Tampaknya ia berusaha mencari tempat duduk di sepanjang gerbong dan tak lama berselang, ia mengambil keputusan untuk duduk tepat di sebelahku. Menanggapi ini, aku hanya sumringah sendiri sampai ia mengawali percakapan denganku. "Guten morgen herr und wie geht es ihnen?" (Selamat pagi herr dan apa kabar?) Suara indahnya menyapa diriku. Siapapun yang berbicara dengan Stevie, pasti akan merasa enggan untuk berpaling bila mendengar suara indahnya. "Ach ja, morgen Stevie und es geht mir gut. Vielen dank." (Ah, Pagi Stevie dan kabar baik. Makasih banyak.) "Entschuldigung herr, lernen uns Deutsch Sprachen am heute?" (Maaf herr, hari ini kita belajar Bahasa Jerman kan?) "Ja, heute wir lernen Deutsch." (Ya, hari ini kita belajar Bahasa Jerman.)
Perjalanan berlanjut dan tanpa kusadari, rupanya pemandangan kota telah berganti dengan alam. Dari balik kaca jendela, aku dapat memandangi hamparan rumput-rumput ilalang yang bergoyang tepat di bawah naungan awan pagi. Aku melihat mereka berarak perlahan menyambut kedatanganku dan Stevie. Entah apa yang ada dibalik awan pagi, namun mereka kelihatan bersahabat hari ini. Sinar mentari pun tak ketinggalan menyirami gumpalan-gumpalan awan pagi.

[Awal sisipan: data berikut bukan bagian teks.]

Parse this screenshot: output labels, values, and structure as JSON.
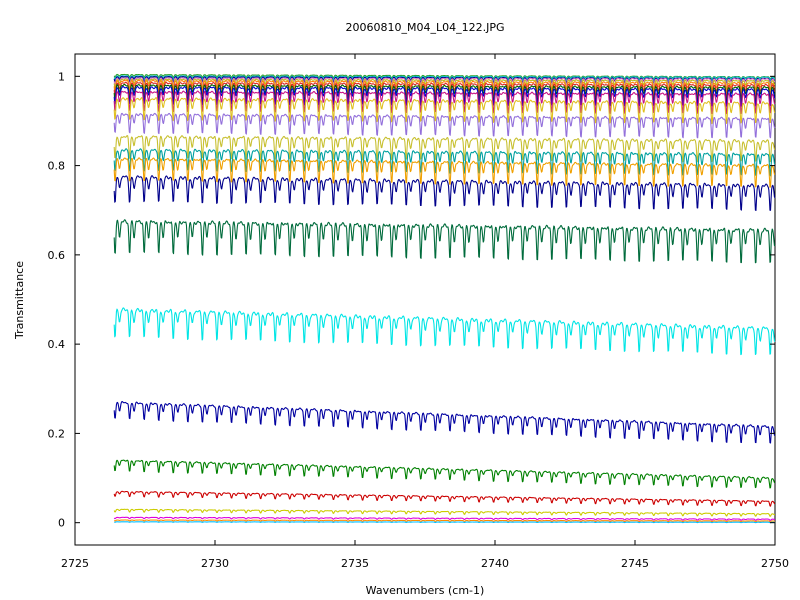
{
  "chart_data": {
    "type": "line",
    "title": "20060810_M04_L04_122.JPG",
    "xlabel": "Wavenumbers (cm-1)",
    "ylabel": "Transmittance",
    "xlim": [
      2725,
      2750
    ],
    "ylim": [
      -0.05,
      1.05
    ],
    "data_x_range": [
      2726.4,
      2750
    ],
    "x_ticks": [
      2725,
      2730,
      2735,
      2740,
      2745,
      2750
    ],
    "x_tick_labels": [
      "2725",
      "2730",
      "2735",
      "2740",
      "2745",
      "2750"
    ],
    "y_ticks": [
      0,
      0.2,
      0.4,
      0.6,
      0.8,
      1
    ],
    "y_tick_labels": [
      "0",
      "0.2",
      "0.4",
      "0.6",
      "0.8",
      "1"
    ],
    "grid": false,
    "legend": "none",
    "absorption_line_spacing_cm1": 0.52,
    "series": [
      {
        "color": "#1f77b4",
        "start": 0.999,
        "end": 0.998,
        "depth": 0.004
      },
      {
        "color": "#2ca02c",
        "start": 1.004,
        "end": 0.999,
        "depth": 0.006
      },
      {
        "color": "#17becf",
        "start": 1.001,
        "end": 0.998,
        "depth": 0.008
      },
      {
        "color": "#00008b",
        "start": 0.999,
        "end": 0.995,
        "depth": 0.012
      },
      {
        "color": "#e377c2",
        "start": 0.996,
        "end": 0.994,
        "depth": 0.015
      },
      {
        "color": "#bcbd22",
        "start": 0.993,
        "end": 0.99,
        "depth": 0.02
      },
      {
        "color": "#ff7f0e",
        "start": 0.99,
        "end": 0.985,
        "depth": 0.025
      },
      {
        "color": "#d62728",
        "start": 0.985,
        "end": 0.98,
        "depth": 0.03
      },
      {
        "color": "#006400",
        "start": 0.98,
        "end": 0.975,
        "depth": 0.035
      },
      {
        "color": "#0000cd",
        "start": 0.975,
        "end": 0.97,
        "depth": 0.04
      },
      {
        "color": "#c71585",
        "start": 0.965,
        "end": 0.96,
        "depth": 0.045
      },
      {
        "color": "#e0c020",
        "start": 0.95,
        "end": 0.94,
        "depth": 0.05
      },
      {
        "color": "#9370db",
        "start": 0.915,
        "end": 0.905,
        "depth": 0.045
      },
      {
        "color": "#c8c030",
        "start": 0.865,
        "end": 0.855,
        "depth": 0.05
      },
      {
        "color": "#00a0a0",
        "start": 0.835,
        "end": 0.825,
        "depth": 0.05
      },
      {
        "color": "#f0a000",
        "start": 0.815,
        "end": 0.8,
        "depth": 0.05
      },
      {
        "color": "#00008b",
        "start": 0.775,
        "end": 0.755,
        "depth": 0.06
      },
      {
        "color": "#006b3c",
        "start": 0.675,
        "end": 0.655,
        "depth": 0.075
      },
      {
        "color": "#00e5e5",
        "start": 0.478,
        "end": 0.435,
        "depth": 0.065
      },
      {
        "color": "#0000a0",
        "start": 0.27,
        "end": 0.215,
        "depth": 0.04
      },
      {
        "color": "#008000",
        "start": 0.14,
        "end": 0.1,
        "depth": 0.025
      },
      {
        "color": "#cc0000",
        "start": 0.07,
        "end": 0.048,
        "depth": 0.012
      },
      {
        "color": "#cccc00",
        "start": 0.03,
        "end": 0.02,
        "depth": 0.006
      },
      {
        "color": "#dd00dd",
        "start": 0.012,
        "end": 0.008,
        "depth": 0.003
      },
      {
        "color": "#ff8c00",
        "start": 0.006,
        "end": 0.004,
        "depth": 0.002
      },
      {
        "color": "#00bfff",
        "start": 0.002,
        "end": 0.001,
        "depth": 0.001
      }
    ]
  }
}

Tanpa terasa, perjalanan harus berakhir di sini. Aku dan Stevie langsung melangkahkan kaki untuk bisa keluar dari stasiun kereta bawah tanah. Bagiku, sebagian jalur kereta LRT sengaja dibuat di bawah tanah demi melestarikan hamparan rumput-rumput ilalang serta burung-burung Manyar yang selalu bersenandung ria. "Stevie, ngomong-ngomong kamu kenapa naik kereta LRT hari ini?" Ujarku ketika menapaki anak tangga. "Papa hari ini lagi keluar kota terus mobilnya dibawa. Mama lagi ada perlu di Bandung terus udah berangkat tadi subuh. Jadi aku naik kereta LRT sendirian dari rumah nenek." Kemudian aku mengangguk penuh pengertian sekaligus menaruh rasa kagum pada Stevie.

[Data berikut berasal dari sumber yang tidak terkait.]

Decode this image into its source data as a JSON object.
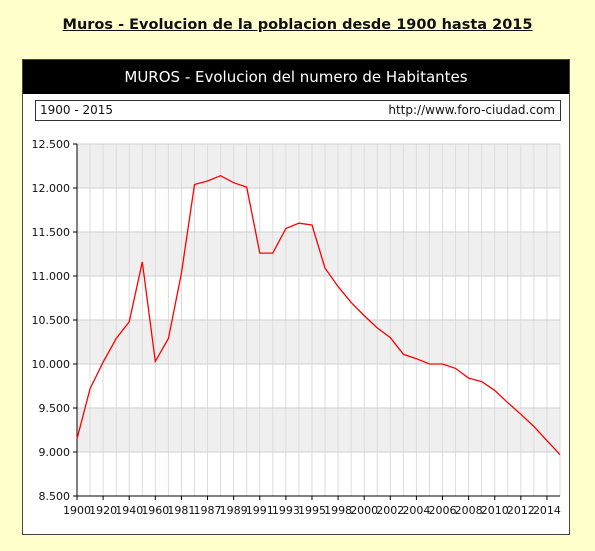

Lalu, aku merasa seperti kakak-adik ketika aku berhasil keluar dari stasiun di dalam perut bumi. Di atas, awan pagi masih berarak perlahan menyambut seorang guru dan murid. Di pinggir, hamparan rumput yang bergoyang melambai-lambai kepada kami sebelum mulai mendalami Ilmu Bahasa Jerman. Stevie tampak menikmati pagi ini bersama gumpalan-gumpalan awan. Ah... Ini sebuah kesempatan yang amat sangat langka bagi diriku...

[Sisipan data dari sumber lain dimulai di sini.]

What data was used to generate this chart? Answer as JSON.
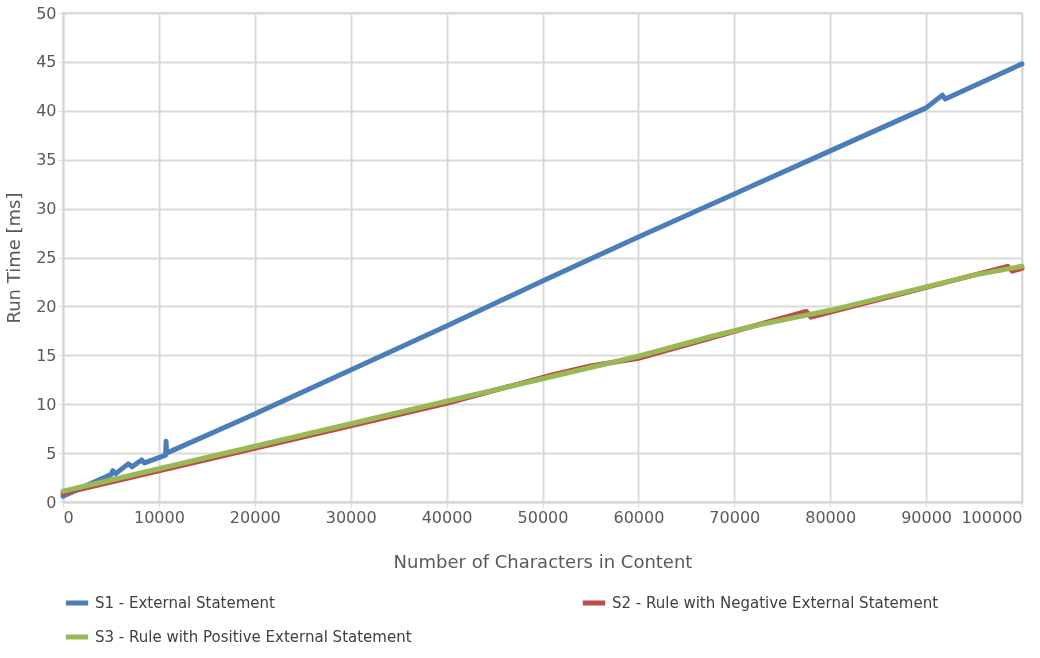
{
  "chart_data": {
    "type": "line",
    "xlabel": "Number of Characters in Content",
    "ylabel": "Run Time [ms]",
    "xlim": [
      0,
      100000
    ],
    "xticks": [
      0,
      10000,
      20000,
      30000,
      40000,
      50000,
      60000,
      70000,
      80000,
      90000,
      100000
    ],
    "ylim": [
      0,
      50
    ],
    "yticks": [
      0,
      5,
      10,
      15,
      20,
      25,
      30,
      35,
      40,
      45,
      50
    ],
    "grid": true,
    "legend": "bottom",
    "marker": "none",
    "line_style": "solid",
    "series": [
      {
        "name": "S1 - External Statement",
        "color": "#4a7ebb",
        "x": [
          0,
          2500,
          5000,
          5200,
          5500,
          6800,
          7200,
          8200,
          8500,
          10700,
          10750,
          10800,
          20000,
          30000,
          40000,
          50000,
          60000,
          70000,
          80000,
          90000,
          91700,
          92000,
          100000
        ],
        "values": [
          0.6,
          1.7,
          2.8,
          3.2,
          2.9,
          3.9,
          3.6,
          4.3,
          4.0,
          4.8,
          6.2,
          5.0,
          9.0,
          13.5,
          18.0,
          22.6,
          27.1,
          31.5,
          35.9,
          40.3,
          41.6,
          41.2,
          44.8
        ]
      },
      {
        "name": "S2 - Rule with Negative External Statement",
        "color": "#be4b48",
        "x": [
          0,
          20000,
          40000,
          51000,
          55000,
          60000,
          77500,
          78000,
          98500,
          99000,
          100000
        ],
        "values": [
          0.9,
          5.5,
          10.1,
          13.0,
          13.9,
          14.7,
          19.5,
          18.9,
          24.1,
          23.6,
          23.9
        ]
      },
      {
        "name": "S3 - Rule with Positive External Statement",
        "color": "#98b954",
        "x": [
          0,
          20000,
          40000,
          60000,
          67500,
          72000,
          80000,
          85000,
          95000,
          100000
        ],
        "values": [
          1.1,
          5.7,
          10.3,
          14.9,
          16.9,
          18.0,
          19.6,
          20.8,
          23.2,
          24.1
        ]
      }
    ]
  }
}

Waktu-waktu di sekolah tampak dinikmati oleh Stevie apalagi saat jam pelajaran Bahasa Jerman, pelajaran favoritnya. Dengan semangat, dirinya amat serius memperhatikan diriku sambil sesekali bertanya. Sesekali pula, ia tak sungkan membantu temannya yang masih belum memahami apa arti indah dari sebuah kata dalam Bahasa Negeri Panser. Awan pagi pun seolah tersenyum melihat Stevie.

Tidak hanya itu, Stevie pula terkadang melontarkan celetukan-celetukan lucu yang sontak membuat kami tertawa terbahak-bahak saat mendalami makna indah dari Bahasa Jerman. Hmmm, aku memang tidak salah pilih orang untuk dapat menobatkan dia sebagai murid kesayanganku.

Stevie, pertemuan kita di dalam kereta LRT sampai di sekolah rupanya telah menjadi sebuah peristiwa yang amat sangat menyenangkan bagiku. Ini semua telah meninggalkan kesan dari sepenggal cerita yang takkan pernah hilang sampai usia beranjak senja.

Danke schön für ein schönen tagen, Stevie!!!
Terima kasih untuk hari yang menyenangkan, Stevie!!!

Tertulis, kata-kata indah seorang Guru Bahasa Jerman.

Sabtu, 30 Januari 2016.
Pukul 06.59 WIB.

Komentar

Postingan populer dari blog ini

Belajar pada ulat dan kupu-kupu (#Filosofi renungan pagi)

Nge-Belanda bareng Aagaban (Negeri Van Oranje)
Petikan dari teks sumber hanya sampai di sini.